Final answer:
Calculation of the Halsey and Rowan Premium Plans involves determining bonuses based on time saved, and these incentive plans influence labor costs and productivity in business. Increased wage demands can lead companies to invest in machinery which can increase productivity but potentially reduce labor demand.
Step-by-step explanation:
The question involves applying the concepts of the Halsey Premium Plan and the Rowan Premium Plan, which are payment incentive systems in business that affect labor costs and productivity. Under the Halsey Premium Plan, workers are paid for the time taken to complete their work plus a percentage of the time saved as a bonus. For the given scenario (where the standard time for 3 units is 1 hour but the actual time for 4 units is also 1 hour, and the hourly wage rate is Rs 1), the worker has saved time since they produced an extra unit within the standard time. Therefore, the worker would receive not only their normal pay but also an additional bonus determined by the saved time.
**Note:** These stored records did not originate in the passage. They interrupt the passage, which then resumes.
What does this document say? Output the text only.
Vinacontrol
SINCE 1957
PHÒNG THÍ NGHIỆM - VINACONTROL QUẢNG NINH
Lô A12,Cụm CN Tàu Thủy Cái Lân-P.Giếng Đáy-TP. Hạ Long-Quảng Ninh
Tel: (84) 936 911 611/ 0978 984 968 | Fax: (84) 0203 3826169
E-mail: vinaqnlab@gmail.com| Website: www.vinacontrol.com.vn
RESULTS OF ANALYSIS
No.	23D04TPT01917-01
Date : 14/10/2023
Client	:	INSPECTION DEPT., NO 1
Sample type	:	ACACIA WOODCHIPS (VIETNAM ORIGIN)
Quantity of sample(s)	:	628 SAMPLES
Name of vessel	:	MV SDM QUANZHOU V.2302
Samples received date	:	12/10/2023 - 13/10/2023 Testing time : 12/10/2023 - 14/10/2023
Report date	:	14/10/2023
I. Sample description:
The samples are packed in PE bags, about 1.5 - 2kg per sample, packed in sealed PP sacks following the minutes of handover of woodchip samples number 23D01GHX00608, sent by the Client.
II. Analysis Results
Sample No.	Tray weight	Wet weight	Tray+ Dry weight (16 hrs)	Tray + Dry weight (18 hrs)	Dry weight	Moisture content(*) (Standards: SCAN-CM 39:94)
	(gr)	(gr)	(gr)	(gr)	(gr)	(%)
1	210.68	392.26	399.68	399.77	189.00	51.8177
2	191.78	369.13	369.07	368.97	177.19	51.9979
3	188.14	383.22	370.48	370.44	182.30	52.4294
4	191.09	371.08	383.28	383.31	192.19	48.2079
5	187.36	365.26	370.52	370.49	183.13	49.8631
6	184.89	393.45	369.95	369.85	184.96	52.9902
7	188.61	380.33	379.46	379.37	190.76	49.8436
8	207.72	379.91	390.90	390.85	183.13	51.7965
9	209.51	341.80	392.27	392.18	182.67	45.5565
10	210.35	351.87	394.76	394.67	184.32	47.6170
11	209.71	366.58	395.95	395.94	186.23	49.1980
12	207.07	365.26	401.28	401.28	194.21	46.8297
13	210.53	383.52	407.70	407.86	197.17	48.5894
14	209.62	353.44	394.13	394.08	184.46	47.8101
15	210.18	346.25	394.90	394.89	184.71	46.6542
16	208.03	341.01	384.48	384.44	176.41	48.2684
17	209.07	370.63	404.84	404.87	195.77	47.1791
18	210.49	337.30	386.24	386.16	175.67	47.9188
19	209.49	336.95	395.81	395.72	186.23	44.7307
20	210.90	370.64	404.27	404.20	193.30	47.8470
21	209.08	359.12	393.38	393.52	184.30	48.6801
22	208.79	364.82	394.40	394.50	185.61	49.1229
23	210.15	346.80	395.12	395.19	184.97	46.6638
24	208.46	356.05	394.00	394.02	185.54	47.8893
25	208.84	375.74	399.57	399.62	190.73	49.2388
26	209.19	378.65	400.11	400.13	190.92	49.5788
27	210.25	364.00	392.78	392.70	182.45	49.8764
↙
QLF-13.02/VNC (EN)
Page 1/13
On the other hand, the Rowan Premium Plan calculates the bonus based on the proportion of time saved to the standard time, which means that the worker's bonus would be less compared to the Halsey plan if they save a large amount of time, as it caps the bonus at the amount of the standard hourly wage.
Moreover, there is a discussion about how a rise in wage levels (to $24 an hour) can incentivize a firm to invest in machinery and use more productive physical capital equipment, reducing the demand for labor in the process. This scenario illustrates the trade-off between labor costs and investment in capital, reflecting on management's response to union wage demands and its effect on the number of workers hired.